Ao longo das últimas décadas, vários estudos comprovam a eficácia que o desporto tem no organismo humano. Quer seja a correr, a caminhar ou a treinar no ginásio, não é segredo que a prática física ajuda a melhorar a saúde física e mental. Contudo, as alterações que ocorrem ao nível molecular quando ocorre atividade física ainda permanecem pouco estudadas pela ciência.
Um novo estudo científico, publicado na revista Nature, concluiu que a resposta do corpo humano ao exercício físico é mais complexa do que se acreditava. Uma equipa de investigadores, pertencentes ao consórcio Molecular Transducers of Physical Activity Consortium – também conhecido por MoTrPAC – recorreu a uma amostra de ratinhos para descobrir os efeitos que a atividade física provoca no organismo.

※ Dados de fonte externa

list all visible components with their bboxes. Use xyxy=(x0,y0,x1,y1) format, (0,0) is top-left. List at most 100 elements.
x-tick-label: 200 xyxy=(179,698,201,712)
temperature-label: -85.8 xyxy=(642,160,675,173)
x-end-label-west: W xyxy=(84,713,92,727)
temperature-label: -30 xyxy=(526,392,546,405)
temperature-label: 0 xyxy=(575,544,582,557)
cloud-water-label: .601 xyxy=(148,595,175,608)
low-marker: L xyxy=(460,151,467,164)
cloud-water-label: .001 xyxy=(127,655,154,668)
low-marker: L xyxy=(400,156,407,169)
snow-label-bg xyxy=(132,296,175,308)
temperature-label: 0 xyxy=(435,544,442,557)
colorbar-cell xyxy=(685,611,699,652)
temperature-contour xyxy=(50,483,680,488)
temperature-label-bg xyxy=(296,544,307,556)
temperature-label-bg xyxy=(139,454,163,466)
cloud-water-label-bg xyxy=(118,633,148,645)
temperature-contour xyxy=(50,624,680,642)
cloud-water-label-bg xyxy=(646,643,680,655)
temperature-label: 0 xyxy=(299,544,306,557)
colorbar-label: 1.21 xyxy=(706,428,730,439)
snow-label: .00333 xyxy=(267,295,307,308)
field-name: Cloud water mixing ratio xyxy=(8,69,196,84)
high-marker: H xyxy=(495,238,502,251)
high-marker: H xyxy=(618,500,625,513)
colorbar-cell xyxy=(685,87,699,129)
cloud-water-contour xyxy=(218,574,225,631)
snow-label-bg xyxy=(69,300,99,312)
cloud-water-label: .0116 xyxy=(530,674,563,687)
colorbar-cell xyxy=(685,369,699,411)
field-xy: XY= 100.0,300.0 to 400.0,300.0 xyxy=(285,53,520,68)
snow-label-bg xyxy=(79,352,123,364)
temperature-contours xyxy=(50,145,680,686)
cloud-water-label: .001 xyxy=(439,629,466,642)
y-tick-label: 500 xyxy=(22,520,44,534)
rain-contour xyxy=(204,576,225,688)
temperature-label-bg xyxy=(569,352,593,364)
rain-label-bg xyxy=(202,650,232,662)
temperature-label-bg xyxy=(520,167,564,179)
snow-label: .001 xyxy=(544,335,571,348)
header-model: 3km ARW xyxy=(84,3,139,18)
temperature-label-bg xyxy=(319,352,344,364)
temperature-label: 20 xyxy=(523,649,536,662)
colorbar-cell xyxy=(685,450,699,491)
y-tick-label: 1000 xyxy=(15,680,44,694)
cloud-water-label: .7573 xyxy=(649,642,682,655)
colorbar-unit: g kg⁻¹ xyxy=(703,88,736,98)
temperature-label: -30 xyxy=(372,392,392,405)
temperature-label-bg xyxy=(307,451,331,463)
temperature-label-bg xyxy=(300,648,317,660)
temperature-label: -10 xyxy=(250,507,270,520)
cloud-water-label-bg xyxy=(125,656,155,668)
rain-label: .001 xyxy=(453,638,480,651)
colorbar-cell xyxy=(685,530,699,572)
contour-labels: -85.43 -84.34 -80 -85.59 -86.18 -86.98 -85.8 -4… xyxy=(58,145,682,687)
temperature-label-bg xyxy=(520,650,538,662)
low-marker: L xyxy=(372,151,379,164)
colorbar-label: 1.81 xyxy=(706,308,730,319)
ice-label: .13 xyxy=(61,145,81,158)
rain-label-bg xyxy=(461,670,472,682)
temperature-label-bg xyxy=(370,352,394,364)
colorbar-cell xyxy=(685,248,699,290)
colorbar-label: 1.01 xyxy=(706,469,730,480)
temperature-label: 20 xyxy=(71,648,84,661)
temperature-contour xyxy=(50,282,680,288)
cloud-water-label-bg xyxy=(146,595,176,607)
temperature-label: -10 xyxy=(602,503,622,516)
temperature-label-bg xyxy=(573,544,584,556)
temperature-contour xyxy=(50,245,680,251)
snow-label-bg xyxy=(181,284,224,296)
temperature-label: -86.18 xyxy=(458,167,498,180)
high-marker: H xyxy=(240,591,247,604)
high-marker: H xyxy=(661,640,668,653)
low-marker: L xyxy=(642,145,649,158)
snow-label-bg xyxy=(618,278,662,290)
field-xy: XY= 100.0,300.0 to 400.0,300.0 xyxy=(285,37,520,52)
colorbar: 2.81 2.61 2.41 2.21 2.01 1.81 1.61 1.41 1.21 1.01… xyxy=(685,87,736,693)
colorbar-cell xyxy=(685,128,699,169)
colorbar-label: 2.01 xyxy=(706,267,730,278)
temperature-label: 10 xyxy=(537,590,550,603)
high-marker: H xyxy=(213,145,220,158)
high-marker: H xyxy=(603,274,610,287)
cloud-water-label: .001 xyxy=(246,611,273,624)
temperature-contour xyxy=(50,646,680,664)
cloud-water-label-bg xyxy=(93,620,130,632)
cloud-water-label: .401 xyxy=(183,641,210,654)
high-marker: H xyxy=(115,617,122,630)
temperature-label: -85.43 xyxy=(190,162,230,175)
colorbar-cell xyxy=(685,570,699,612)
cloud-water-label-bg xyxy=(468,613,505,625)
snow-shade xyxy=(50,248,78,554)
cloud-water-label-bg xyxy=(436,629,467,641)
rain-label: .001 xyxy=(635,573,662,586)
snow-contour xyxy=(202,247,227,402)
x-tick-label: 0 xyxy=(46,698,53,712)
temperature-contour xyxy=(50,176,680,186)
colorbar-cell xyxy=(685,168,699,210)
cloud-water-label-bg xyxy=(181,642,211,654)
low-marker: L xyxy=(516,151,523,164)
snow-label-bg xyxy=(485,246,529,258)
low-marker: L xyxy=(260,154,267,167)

Durante a investigação, os cientistas utilizaram uma série de técnicas de laboratório para analisar as alterações moleculares que ocorreram nos ratinhos quando submetidos a oito semanas de intenso exercício físico. No decorrer da investigação foram seguidos 19 órgãos diferentes da amostra – como o coração, cérebro, fígado e pulmões – e observados os efeitos que a atividade física teve sobre os mesmos. No total, foram identificadas milhares de alterações moleculares partilhadas e específicas ao nível dos tecidos, tendo sido também encontradas diferenças entre os sexos dos ratinhos. Os cientistas acreditam que as suas conclusões fornecem dados relevantes para muitas condições de saúde humana.
Os investigadores foram capazes de concluir que cada um dos órgãos analisados se foi alterando com o exercício físico, ao ajudar o corpo a regular o sistema imunitário, a responder ao stress e a controlar as vias ligadas a doenças do fígado, a doenças cardíacas e até a lesões dos tecidos.
O consórcio concluiu ainda existirem diferenças entre os sexos em vários órgãos, especialmente quando relacionadas com a resposta imunitária no decorrer do tempo. A maior parte das moléculas de sinalização imunitária exclusivas do sexo feminino sofreram alterações entre uma a duas semanas de treino, enquanto as dos ratinhos macho só mostraram diferenças após quatro a oito semanas.
Os cientistas descobriram também que a prática física tem impacto na glândula suprarrenal – órgão responsáveis pela produção de hormonas e por regular processos como a imunidade, o metabolismo e a pressão arterial.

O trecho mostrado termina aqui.